David Gilmour in 1971. Image: Jorgen Angel / Redferns

“I guess around 1989,” says Page, “it really hit me that we had the opportunity to create this new piece of Fender history. By this time we had added a bunch of new employees. I used to have shop meetings, with all the builders and apprentices, and I remember saying that we were like the marines – we had to be the best, we were in new territory, and we could be gone tomorrow if we didn’t prove ourselves, not just by our artistry, but also financially. I think those were the days that it finally occurred to me that we were indeed writing a new chapter in Fender’s history. That’s also about the same time that my mentor, Freddie Tavares, came by to visit and told me that the shop reminded him of when he first started working for Leo Fender in the 1950s. That was monumental to me!”

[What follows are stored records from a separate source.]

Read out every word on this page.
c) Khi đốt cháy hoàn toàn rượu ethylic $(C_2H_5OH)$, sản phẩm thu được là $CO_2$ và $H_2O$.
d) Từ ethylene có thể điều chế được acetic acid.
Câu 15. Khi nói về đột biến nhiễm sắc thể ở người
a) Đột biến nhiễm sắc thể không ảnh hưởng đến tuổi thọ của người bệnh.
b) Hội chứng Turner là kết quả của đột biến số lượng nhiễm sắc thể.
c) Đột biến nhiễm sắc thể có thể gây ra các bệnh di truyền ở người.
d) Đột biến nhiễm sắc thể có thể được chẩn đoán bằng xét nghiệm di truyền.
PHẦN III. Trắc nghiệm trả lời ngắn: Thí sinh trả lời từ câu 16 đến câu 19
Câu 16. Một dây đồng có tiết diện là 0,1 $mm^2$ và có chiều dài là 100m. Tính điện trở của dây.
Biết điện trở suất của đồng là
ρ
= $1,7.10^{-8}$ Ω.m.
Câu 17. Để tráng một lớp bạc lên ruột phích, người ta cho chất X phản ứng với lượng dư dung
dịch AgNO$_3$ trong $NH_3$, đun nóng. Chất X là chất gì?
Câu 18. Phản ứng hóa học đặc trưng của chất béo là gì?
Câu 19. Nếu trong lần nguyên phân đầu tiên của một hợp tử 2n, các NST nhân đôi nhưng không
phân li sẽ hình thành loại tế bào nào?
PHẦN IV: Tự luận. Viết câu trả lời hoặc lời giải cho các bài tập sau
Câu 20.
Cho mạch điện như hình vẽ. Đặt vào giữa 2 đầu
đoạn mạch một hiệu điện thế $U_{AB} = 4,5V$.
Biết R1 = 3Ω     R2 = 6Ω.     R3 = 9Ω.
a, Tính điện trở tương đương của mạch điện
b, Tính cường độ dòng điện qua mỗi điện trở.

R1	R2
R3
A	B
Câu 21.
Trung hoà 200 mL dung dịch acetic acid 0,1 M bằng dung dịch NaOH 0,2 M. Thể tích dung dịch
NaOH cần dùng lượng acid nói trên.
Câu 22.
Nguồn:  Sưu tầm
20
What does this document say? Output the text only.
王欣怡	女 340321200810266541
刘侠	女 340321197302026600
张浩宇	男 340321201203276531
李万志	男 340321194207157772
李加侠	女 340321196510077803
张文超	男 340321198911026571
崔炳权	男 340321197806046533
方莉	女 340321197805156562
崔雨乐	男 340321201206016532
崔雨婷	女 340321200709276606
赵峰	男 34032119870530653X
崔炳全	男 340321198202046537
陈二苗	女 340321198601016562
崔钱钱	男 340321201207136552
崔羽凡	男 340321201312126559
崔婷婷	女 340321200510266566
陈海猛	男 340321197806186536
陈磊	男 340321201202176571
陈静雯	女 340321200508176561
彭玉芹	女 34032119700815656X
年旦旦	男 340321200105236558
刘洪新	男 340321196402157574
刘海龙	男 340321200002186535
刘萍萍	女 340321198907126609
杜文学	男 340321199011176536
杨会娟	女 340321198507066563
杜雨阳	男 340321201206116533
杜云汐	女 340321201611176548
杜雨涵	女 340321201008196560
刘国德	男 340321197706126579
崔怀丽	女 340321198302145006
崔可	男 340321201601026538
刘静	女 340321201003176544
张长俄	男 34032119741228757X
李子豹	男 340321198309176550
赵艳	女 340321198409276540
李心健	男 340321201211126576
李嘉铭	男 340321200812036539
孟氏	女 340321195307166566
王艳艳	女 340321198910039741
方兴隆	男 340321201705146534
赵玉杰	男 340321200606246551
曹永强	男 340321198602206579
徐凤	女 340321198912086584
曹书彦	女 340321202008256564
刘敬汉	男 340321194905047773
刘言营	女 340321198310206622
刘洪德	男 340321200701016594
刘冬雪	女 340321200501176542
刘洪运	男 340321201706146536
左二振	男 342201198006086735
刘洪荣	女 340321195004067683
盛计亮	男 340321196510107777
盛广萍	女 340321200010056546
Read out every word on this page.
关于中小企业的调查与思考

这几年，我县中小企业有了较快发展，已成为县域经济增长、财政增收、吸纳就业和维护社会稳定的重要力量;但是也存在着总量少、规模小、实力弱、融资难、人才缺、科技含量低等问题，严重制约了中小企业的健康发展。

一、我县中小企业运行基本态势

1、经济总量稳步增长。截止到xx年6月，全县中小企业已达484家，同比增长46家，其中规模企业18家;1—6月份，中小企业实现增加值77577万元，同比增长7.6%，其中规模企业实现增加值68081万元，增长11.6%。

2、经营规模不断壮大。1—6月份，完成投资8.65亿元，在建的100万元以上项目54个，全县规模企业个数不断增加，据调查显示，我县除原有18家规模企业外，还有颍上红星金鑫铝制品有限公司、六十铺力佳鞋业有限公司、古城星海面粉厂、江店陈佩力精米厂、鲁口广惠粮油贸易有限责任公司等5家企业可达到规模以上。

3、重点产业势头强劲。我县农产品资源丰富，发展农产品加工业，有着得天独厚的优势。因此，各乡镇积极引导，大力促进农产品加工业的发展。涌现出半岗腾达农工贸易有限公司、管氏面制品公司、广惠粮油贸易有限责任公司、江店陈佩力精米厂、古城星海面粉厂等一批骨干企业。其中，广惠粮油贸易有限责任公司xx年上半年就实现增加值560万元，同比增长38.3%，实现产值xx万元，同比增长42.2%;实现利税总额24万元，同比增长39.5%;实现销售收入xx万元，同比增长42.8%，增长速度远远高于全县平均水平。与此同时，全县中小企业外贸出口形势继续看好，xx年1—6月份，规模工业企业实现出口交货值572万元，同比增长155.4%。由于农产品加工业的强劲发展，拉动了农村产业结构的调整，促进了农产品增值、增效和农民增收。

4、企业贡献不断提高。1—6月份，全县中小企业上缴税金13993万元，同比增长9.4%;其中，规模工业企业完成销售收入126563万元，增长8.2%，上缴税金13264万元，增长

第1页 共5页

For his part, Stevens also looks back fondly at what he helped to achieve for what was then a relatively young and much smaller Fender operation. “I’m particularly proud just to have gotten it jump started and headed with pride in the right direction,” he tells us. “Bill Schultz told me, ‘If we can only break even, I want the coolest Custom Shop on the planet!’ We did that, and put Fender back on the map.”

Image: Maj.l / Shutterstock.com

Mike Eldred took the helm of the Custom Shop upon Page’s departure in 1998, the launch of a long and successful tenure that lasted until his own departure in 2015, when Mike Lewis stepped into the job. Having begun as Fender’s ‘best of the best,’ the Custom Shop has continued to live up to that reputation, while fulfilling the needs of a far larger number of customers than Stevens and Page likely could ever have imagined at the start of it all back in 1987.

Michael Stevens continues to build guitars to custom-order in his workshop in Alpine, Texas, while also spending as much time on horseback out in the backcountry as he can possibly manage. John Page moved to southern Oregon in 2003, where he spent some time designing and building functional art furniture, before returning to the craft of guitar making in more recent years.